Play for the name on the front of the jersey and tweet for the same. In the last few years, professional athletes have been expanding their personal brand by engaging directly with fans on Twitter. Athletes can share anything with their followers, from thoughts on a game to what they had for dinner. Some have made headlines for their tweets but not always for a good reason. Despite all the benefits of engaging with your audience, sending out the first thing that comes to mind can turn out to be a field day for critics. These athletes should have thought before they tweeted.
The Texas A&M sophomore and 2012 Heisman Trophy winner took to Twitter July 15, 2013 to express his apparent frustration with College Station, Texas. “Bullsh*t like tonight is a reason why I can’t wait to leave college station…whenever it may be.”
Johnny’s followers were quick to question his appreciation for Texas A&M and the city that allowed him to pursue his promising career in football. When considering his history of bar fights, fake IDs and his newest scandal, the Aggies probably can’t wait for Johnny Football to leave either! Oh – wait a second. It was quickly revealed that the tweet was referring to a parking ticket the quarterback received. If your message isn’t conveyed in this short space, be prepared to feel the wrath of the twittersphere. #ThinkBeforeYouTweet
In the summer of 2012, the Greek triple jumper was banned from the London Olympics after she posted a racist joke on Twitter: “With so many Africans in Greece…At least the West Nile mosquitoes will eat homemade food!!!”
As an athlete from one of over 200 countries in the world’s foremost sporting competition, the Greek Olympic Committee said Papachristou’s statement had been ‘contrary to the values and ideas of the Olympic movement’.
Papachristou later made a public apology: “I would like to express my heartfelt apologies for the unfortunate and tasteless joke I published on my personal Twitter account… my dream is connected to the Olympic Games and I could not possibly participate if I did not respect their values.” Four years of training, one tweet and one big regret.
Another Olympic athlete made headlines during the London summer games when Lolo Jones, USA hurdler, tweeted on July, 28, “USA Men’s Archery lost the gold medal to Italy but that’s okay, we are Americans… When’s da Gun shooting competition?”
Only eight days before, 12 people were killed at the midnight premiere of The Dark Knight Rises in Aurora, Colorado. After hundreds of the hurdler’s followers expressed that her words were insensitive, the Olympian had this to say: “sorry u guys only think of violence but I think of all the hunting I do w southerners in da south. Its impressive.” Timing is everything. While her response was equally insensitive, this is an example of how limiting 140 characters can be.
When looking for a great example of athletes using Twitter, look at Chad Ochocinco’s Twitter history and do the complete opposite.
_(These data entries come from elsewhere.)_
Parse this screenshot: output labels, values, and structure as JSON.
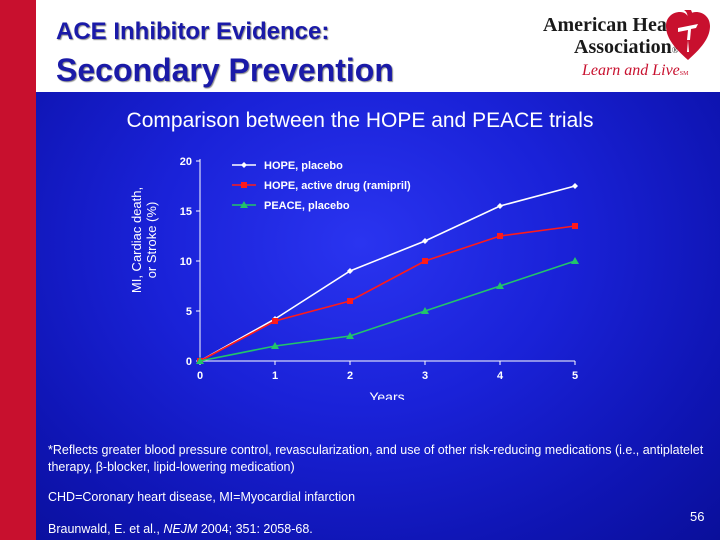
{
  "slide": {
    "title_line1": "ACE Inhibitor Evidence:",
    "title_line2": "Secondary Prevention",
    "subtitle": "Comparison between the HOPE and PEACE trials",
    "page_number": "56"
  },
  "brand": {
    "name_line1": "American Heart",
    "name_line2": "Association",
    "registered_mark": "®",
    "tagline": "Learn and Live",
    "tagline_mark": "SM",
    "logo_icon": "heart-torch-icon"
  },
  "colors": {
    "accent_red": "#c8102e",
    "title_blue": "#1a1aa8",
    "series_hope_placebo": "#ffffff",
    "series_hope_ramipril": "#ff1a1a",
    "series_peace_placebo": "#22c46a"
  },
  "chart_data": {
    "type": "line",
    "title": "",
    "xlabel": "Years",
    "ylabel": "MI, Cardiac death, or Stroke (%)",
    "ylabel_line1": "MI, Cardiac death,",
    "ylabel_line2": "or Stroke (%)",
    "x": [
      0,
      1,
      2,
      3,
      4,
      5
    ],
    "xlim": [
      0,
      5
    ],
    "ylim": [
      0,
      20
    ],
    "y_ticks": [
      0,
      5,
      10,
      15,
      20
    ],
    "grid": false,
    "legend_position": "top-left",
    "series": [
      {
        "name": "HOPE, placebo",
        "marker": "diamond",
        "color": "#ffffff",
        "values": [
          0,
          4.2,
          9,
          12,
          15.5,
          17.5
        ]
      },
      {
        "name": "HOPE, active drug (ramipril)",
        "marker": "square",
        "color": "#ff1a1a",
        "values": [
          0,
          4,
          6,
          10,
          12.5,
          13.5
        ]
      },
      {
        "name": "PEACE, placebo",
        "marker": "triangle",
        "color": "#22c46a",
        "values": [
          0,
          1.5,
          2.5,
          5,
          7.5,
          10
        ]
      }
    ]
  },
  "notes": {
    "footnote": "*Reflects greater blood pressure control, revascularization, and use of other risk-reducing medications (i.e., antiplatelet therapy, β-blocker, lipid-lowering medication)",
    "abbreviations": "CHD=Coronary heart disease, MI=Myocardial infarction",
    "citation_prefix": "Braunwald, E. et al., ",
    "citation_journal": "NEJM",
    "citation_suffix": " 2004; 351: 2058-68."
  }
}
The former Cincinnati Bengals wide receiver has probably topped every list of athletes’ poor use of the popular social media platform.
November 30, 2010, Ochocinco took to Twitter to share his thoughts on some of the new rule changes in the National Football League. These changes included the definition of a “defenseless receiver” (receivers cannot be hit in the head or neck area by an opponent) and calling a play dead once a ball carrier’s helmet has be knocked off. Add the amount of attention paid to flagrant hits and we get this tweet: “OCNNBreakingNews due to the many rule changes there has also been a name change, NFL no longer, NFFL = National Flag Football League.”
While it may be considered one of the more humourous mis-tweets from professional athletes, Ochocinco quickly back-tracked with a commonly heard excuse: “Someone hacked my account talking about the NFL and it’s rules, man the hackers these days are good, geesh”. He later followed it with a tweet to the NFL commissioner, Roger Goodell, “@nflcommish Dad my account was hacked for a matter of 5 minutes while I was cooking, just giving you a heads up, u raised me better than that.” and Chad didn’t stop there.
In adapting to their players’ presence on social media, the NFL (as well as many other leagues) made a “no social media during games” rule. But what if Ochocinco takes a bad hit and wants to tell everyone about how angry he is? Goodbye rulebook, hello Twitter: “Man im sick of getting hit like that, it’s the F***** preseason F***! 1day im gone jump up and start throwing hay makers, #Tylenolplease.”
The NFL fined Ochocinco $25,000 for violating their rules and he had this as a response: “Dear NFL I apologize for tweeting during the game but that was 2 months of my Bugatti payments you just took from me, I won’t do it again.” Glad he learned his lesson.
Despite all these athletes who endure the risk of damaging their image, Twitter has become a space where they can engage with their fans and even their critics. For those who think the risk will be lowered by handing over their verified account to their personal brand team, well, you may just end up being as un-follow worthy as Buster Posey.